The mordantly Irish humor of that moment reveals more than just the two ladies’ flair for irony. Farewell Packets of Ten also emerged as a reaction to Ireland’s smoking ban. In March of 2004, Ireland became the first country to ban smoking in all enclosed workplaces — “so that’s basically everywhere,” including pubs, Wardrop pointed out. “We thought [the ban] would be very harmful.” A few months after the ban was established, English actor Paul Bettany was quoted as saying, “I thought the Irish would have risen up as one to overthrow it.” But according to media coverage of the ban, “it’s been adhered to very well,” Wardrop said. All of which is reflected in the two women Wardrop features in the short: They may grouse about restrictions placed on Irish smokers, but they go along with the ban just the same.

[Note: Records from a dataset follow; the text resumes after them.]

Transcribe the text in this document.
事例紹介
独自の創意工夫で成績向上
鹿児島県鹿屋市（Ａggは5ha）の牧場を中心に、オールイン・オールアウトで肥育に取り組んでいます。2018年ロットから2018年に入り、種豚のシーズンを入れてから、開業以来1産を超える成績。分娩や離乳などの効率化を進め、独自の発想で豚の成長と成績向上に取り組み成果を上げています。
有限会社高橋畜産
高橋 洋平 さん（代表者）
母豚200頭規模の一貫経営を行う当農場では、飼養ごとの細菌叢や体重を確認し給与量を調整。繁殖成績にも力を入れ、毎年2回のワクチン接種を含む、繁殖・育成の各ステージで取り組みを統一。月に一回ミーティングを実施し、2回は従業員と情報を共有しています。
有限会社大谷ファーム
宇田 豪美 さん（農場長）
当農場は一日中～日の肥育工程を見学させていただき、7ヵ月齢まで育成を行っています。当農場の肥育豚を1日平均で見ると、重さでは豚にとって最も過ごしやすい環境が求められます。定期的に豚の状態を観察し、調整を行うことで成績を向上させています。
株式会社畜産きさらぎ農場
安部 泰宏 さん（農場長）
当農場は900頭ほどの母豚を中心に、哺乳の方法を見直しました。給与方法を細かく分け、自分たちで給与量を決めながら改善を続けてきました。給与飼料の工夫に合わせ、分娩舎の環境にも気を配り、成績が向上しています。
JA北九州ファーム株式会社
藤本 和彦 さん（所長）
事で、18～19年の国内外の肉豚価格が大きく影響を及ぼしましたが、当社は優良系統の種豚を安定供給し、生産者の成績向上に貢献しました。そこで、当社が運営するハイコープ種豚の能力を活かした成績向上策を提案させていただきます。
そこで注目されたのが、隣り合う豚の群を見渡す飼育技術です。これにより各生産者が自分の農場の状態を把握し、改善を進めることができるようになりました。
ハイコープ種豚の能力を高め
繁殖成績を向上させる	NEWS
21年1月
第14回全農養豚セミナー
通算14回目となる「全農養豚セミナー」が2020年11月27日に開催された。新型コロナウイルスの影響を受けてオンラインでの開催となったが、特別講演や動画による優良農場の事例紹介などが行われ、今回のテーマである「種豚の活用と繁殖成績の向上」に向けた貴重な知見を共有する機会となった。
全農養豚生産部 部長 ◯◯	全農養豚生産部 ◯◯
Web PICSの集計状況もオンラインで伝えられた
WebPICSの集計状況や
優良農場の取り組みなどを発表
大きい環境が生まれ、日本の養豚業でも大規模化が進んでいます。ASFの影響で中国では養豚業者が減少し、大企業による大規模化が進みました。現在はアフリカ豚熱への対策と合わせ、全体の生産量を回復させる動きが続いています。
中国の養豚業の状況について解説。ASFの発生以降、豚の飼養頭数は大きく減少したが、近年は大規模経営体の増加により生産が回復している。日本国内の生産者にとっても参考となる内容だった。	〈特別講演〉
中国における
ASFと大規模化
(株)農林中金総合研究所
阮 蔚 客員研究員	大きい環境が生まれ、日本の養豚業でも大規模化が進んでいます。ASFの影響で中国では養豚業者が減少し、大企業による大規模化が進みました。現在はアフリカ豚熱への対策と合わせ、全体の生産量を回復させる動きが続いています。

How two women sitting at a table talking about smoking can be so engaging is partly a result of the short’s pared-down production. The 33-year-old Wardrop, who attended Ireland’s National Film School and co-owns a production company in Dublin, had a crew of two and very little film, leaving him no room for mistakes. “I was running around like a crazy person,” he recalled, throwing out questions to the women, though they ended up creating a dialogue between themselves. Wardrop turned the camera on at 2 p.m. and the shoot was done by 6 p.m. The other reason Farewell Packets of Ten is engaging has to do with the women featured in it. Wardrop’s main worry ended up being the least of his concerns: “The biggest ordeal, really, is that you hope that the characters will remain natural and not get nervous in front of the camera.”